"Jestem pewien, że "Smoleńsk" powstanie. Znam wielu, którzy już dziś wróżą, że ten film to będzie olbrzymi sukces finansowy i frekwencyjny. Film Krauzego będzie strzałem w dziesiątkę" - przekonuje Joachim Brudziński, odpowiadając na pytania słuchaczy RMF FM. "Traktuję to jako żałosną małostkowość" - mówi o decyzji Polskiego Instytutu Sztuki Filmowej, który odmówił dofinansowania produkcji Antoniego Krauze. "PISF dofinansowało wiele gniotów i porażek artystycznych" - twierdzi Brudziński. Jako jeden z nich wymienia "Pokłosie". "Jeśli Antoni Krauze zwróciłby się do PiS z apelem o pomoc, to tak" - mówi pytany, czy wobec odmowy dofinansowania ze środków państwa, jego partia mogłaby pomóc, np. przez organizację zbiórek, reżyserowi w zgromadzeniu pieniędzy na dokończenie filmu.

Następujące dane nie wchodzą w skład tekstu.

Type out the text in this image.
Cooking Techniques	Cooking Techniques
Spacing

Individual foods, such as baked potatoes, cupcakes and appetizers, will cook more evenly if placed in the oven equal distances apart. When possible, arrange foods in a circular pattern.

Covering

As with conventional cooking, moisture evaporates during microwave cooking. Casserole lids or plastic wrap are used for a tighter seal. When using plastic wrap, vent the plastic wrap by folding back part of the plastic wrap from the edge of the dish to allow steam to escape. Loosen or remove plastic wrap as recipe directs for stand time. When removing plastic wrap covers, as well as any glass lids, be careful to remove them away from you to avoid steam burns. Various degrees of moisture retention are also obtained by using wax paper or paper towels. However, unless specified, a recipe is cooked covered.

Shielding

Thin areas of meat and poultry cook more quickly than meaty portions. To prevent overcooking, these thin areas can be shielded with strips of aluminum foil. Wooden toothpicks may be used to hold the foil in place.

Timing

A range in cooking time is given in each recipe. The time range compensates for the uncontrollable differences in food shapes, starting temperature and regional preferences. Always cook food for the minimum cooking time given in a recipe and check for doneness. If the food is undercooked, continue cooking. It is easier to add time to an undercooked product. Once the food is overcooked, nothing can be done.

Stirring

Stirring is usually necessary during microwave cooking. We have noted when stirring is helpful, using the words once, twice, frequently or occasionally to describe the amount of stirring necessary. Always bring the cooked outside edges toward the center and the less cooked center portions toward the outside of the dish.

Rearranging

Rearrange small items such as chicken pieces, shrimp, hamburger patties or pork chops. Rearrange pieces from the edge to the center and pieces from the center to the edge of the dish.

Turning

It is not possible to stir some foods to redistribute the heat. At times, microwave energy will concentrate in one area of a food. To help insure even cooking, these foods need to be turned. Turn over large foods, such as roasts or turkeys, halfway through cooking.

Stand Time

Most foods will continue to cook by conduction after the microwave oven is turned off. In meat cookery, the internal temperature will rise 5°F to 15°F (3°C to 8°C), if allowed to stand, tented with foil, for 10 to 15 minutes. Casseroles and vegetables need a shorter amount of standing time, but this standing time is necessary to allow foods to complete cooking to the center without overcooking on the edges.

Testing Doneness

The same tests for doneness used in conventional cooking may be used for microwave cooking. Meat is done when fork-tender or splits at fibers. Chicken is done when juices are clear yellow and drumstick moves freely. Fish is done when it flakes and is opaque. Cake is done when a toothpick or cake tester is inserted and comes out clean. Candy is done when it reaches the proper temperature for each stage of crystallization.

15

"Opodatkowanie kiełbasy wyborczej jest trudne"

"Czy politycy będą w końcu rozliczani ze swoich obietnic wyborczych i w razie ich nie spełnienia będą ponosili osobiste - finansowe konsekwencje?" - pytają słuchacze RMF FM. To raczej niespotykane. Opodatkowanie kiełbasy wyborczej wydaje mi się trudnym zadaniem - odpowiada przewodniczący Komitetu Wykonawczego PiS.

"Mój pierwszy raz na równiku"

"Kiedyś zajmował się pan problematyką gospodarki morskiej - stąd moje pytanie: czy Polska ma jeszcze jakąkolwiek gospodarkę morską?" - pyta pani Janina. Mamy. Bogu dzięki! Mamy m.in. dzięki PiS - odpowiada Joachim Brudziński. To my uchroniliśmy największego polskiego armatora, jakim jest Polska Żegluga Morska. To my sprzeciwialiśmy się komercjalizacji. Mam powód do satysfakcji, bo jako bardzo młody człowiek, właśnie na statku Polskiej Żeglugi Morskiej, po raz pierwszy przekroczyłem równik na statku Powstaniec Śląski w drodze z Antwerpii do Brazylii - zdradza gość RMF FM. 

Inwestycja w Marynarkę Wojenną i odbudowa stoczni zarazem

Żadne wymachiwanie szablą, ale profesjonalizacja polskiej armii, zwiększenie jej liczebności, unowocześnianie - apeluje gość RMF FM. Unowocześnianie polskiej armii może być kołem zamachowym naszej gospodarki. Nie widzę przeszkód, żeby jednym z elementów odbudowy polskiego przemysłu stoczniowego nie stało się zaangażowanie w ten przemysł środków przeznaczonych na odbudowę polskiej marynarki wojennej - proponuje. Polska marynarka powinna być jednym z elementów naszego potencjału odstraszania - twierdzi Brudziński.

"Antysemityzm potępiam"

Jak każdy mądry i odpowiedzialny człowiek uważam, że każdy przejaw ksenofobii i agresji wynikający z przesłanek narodowościowych, religijnych należy potępić. W sporze kibiców z bandyterką stadionową stoję po stronie kibiców, którzy chcą przychodzić na mecz, żeby oddawać się swojej pasji i kibicować drużynie - zaznacza.

Wojskowi emeryci i prezes na czele rządu obrony narodowej

Joachim Brudziński odpowiada też na inne pytania internautów m.in. "czemu emerytowani wojskowi mogą dalej pracować za pełną pensję i zabierają innym pracę" czy też "kiedy w końcu nie będę musiał jeździć za granicę, żeby żyć godnie w swoim kraju" i "jak podoba mu się pomysł prezesa PiS na czele rządu obrony narodowej".